Comenzar una carrera como traductor o intérprete

¡Tiempos revueltos para los jóvenes! Decidir cuál será su futuro profesional, qué carrera comenzar, dónde iniciar su camino hacia el mundo laboral… Muchos retos que asumir este verano. Acaban su bachiller, la EBAU, en condiciones totalmente anómalas, teniendo que sortear los obstáculos de la tecnología durante el confinamiento, acabar el curso en medio de una vorágine mundial. Pues ahora viene lo más difícil: tomar la decisión.

Ya está aquí, yo este año lo tengo en casa, elegir carrera y organizar mucha logística añadida, por eso me animo a escribir este post, ¡y justo en medio de esta marea de conflicto pandémico que nos aborda! Todo un lío fastidioso, ¡vaya por Dios! ¡Pues a por ello! Aquí valga esta reflexión para todos los jóvenes que estén pensando en dirigir sus vidas hacia el oficio de traductor o intérprete, y espero que les sirvan algunos consejos de esta humilde servidora de lenguas en todas sus vertientes.

A todos aquellos que se planteen esta profesión en el futuro, les orientaría diciéndoles que hay disponibles una variedad de opciones válidas para llegar a ella.
Una es cursar el grado de Traducción e Interpretación, eso les dará las pautas a seguir y la técnica que debe aplicarse a la traducción, la experiencia hará el resto de forma paulatina, bien para especializarse en un área o para conseguir la práctica necesaria y desenvolverse en cualquier sector en general.
Otra vía es cursar un grado técnico a nivel de ingeniería, empresarial o jurídico, eso les aportará una formación valiosísima para desempeñar la profesión de traductor, pudiendo finalmente completar con un Máster en traducción ya sí adquirir la técnica, trabajando la parte del idioma en el vocabulario y la jerga de su sector, de este modo se puede adquirir la especialización.
También es válido estudiar un grado relacionado con la lingüística en cualquier rama (lingüística, literaria…) desembocando en el Máster de Traducción.
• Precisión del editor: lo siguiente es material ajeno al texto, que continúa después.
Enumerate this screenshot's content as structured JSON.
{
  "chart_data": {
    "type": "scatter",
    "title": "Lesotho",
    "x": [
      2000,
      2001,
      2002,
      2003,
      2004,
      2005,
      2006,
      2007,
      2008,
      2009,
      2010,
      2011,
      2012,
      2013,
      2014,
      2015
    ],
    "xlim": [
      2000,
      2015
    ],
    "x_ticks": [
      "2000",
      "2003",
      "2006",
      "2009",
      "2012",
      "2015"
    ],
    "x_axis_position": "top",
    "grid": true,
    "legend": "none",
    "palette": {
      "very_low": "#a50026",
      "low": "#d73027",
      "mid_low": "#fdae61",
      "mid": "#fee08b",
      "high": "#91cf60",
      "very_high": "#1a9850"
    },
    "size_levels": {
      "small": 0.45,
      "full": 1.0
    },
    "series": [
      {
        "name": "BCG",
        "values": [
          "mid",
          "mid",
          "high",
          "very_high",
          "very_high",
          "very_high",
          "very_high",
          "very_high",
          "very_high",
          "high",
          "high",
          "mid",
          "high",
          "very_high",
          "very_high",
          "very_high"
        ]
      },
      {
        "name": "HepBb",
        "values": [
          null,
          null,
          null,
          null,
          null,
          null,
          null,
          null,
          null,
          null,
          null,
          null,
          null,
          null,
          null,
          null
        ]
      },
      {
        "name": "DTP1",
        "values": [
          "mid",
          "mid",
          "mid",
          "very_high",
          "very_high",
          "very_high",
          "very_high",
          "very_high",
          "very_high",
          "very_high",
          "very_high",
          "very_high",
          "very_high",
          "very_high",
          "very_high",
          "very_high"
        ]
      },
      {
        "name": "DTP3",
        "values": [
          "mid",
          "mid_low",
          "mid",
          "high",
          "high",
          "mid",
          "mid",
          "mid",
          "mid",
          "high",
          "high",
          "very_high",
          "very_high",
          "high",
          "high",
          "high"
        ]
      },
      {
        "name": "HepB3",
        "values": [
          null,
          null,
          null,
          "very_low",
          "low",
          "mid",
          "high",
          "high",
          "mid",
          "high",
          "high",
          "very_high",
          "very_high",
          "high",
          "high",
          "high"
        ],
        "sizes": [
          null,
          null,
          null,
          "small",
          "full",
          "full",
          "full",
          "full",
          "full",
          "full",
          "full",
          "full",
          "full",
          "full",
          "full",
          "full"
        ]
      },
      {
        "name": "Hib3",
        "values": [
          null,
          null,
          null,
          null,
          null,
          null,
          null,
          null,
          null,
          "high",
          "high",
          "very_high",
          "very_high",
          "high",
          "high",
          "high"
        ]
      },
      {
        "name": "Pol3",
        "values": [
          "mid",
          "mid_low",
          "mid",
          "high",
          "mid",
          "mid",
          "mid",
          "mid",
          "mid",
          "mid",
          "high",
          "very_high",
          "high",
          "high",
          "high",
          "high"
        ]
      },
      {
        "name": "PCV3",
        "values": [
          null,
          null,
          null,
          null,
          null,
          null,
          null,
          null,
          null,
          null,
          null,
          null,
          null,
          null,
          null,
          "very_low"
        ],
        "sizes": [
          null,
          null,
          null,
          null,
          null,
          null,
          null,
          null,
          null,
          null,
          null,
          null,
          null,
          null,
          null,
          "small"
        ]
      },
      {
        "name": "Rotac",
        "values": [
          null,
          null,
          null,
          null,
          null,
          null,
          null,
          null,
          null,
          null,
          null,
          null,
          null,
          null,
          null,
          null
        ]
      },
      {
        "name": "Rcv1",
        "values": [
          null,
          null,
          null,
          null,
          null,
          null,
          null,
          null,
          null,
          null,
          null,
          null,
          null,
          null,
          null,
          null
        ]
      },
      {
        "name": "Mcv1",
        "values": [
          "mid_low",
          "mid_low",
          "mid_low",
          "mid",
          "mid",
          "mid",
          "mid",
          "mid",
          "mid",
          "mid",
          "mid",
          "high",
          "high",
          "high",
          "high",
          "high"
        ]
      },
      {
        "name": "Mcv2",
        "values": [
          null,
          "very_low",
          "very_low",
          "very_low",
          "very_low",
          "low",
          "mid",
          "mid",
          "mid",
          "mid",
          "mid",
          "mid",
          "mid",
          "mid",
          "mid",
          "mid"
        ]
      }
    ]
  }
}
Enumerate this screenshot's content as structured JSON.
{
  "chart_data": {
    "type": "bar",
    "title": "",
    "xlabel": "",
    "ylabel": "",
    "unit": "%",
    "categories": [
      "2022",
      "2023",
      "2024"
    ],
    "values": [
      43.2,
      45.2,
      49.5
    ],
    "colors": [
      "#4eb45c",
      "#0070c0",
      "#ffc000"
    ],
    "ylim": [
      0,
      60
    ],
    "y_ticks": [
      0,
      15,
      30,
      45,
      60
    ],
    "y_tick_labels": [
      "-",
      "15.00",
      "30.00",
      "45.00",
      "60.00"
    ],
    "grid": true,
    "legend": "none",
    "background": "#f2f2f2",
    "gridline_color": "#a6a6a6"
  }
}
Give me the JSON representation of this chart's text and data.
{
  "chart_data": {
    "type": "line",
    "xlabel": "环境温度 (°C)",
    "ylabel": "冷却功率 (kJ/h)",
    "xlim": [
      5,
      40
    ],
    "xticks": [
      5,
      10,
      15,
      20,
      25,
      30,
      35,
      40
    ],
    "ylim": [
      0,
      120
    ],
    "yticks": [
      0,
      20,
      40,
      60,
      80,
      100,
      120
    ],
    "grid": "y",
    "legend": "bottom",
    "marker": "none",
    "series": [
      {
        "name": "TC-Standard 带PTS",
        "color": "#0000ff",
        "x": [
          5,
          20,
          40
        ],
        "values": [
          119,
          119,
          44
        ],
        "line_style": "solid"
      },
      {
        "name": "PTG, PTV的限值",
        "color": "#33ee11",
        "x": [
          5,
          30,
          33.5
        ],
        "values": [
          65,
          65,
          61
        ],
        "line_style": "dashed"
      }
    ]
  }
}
Este fue el camino que yo misma seguí, cursé la licenciatura en Filología Inglesa seguida de un Máster en Traducción.
A la inversa es una buena forma también de conseguir la meta. El estudio del grado de Traducción continuando con un Máster de especialización en un sector concreto, técnico, jurídico…, junto al conocimiento del idioma en ese sector.
El traductor debe contar con una formación diversa y completa, conocer el tema, el vocabulario específico en las dos lenguas y la técnica en sí de la profesión de traductor. Los caminos para conseguir esta formación son diversos.
Dicho esto, resumiría los principales puntos de esta formación en lo siguiente:

  • Idioma.
  • Conocimiento del área.
  • Técnica de traducción.
  • Literatura (expresión);
  • y añadiría algo primordial: sensibilidad para captar los matices del mensaje.

¡Porque traducir no es solo aprender un idioma!
¡Mucha suerte a todos y a todas y a por vuestro futuro!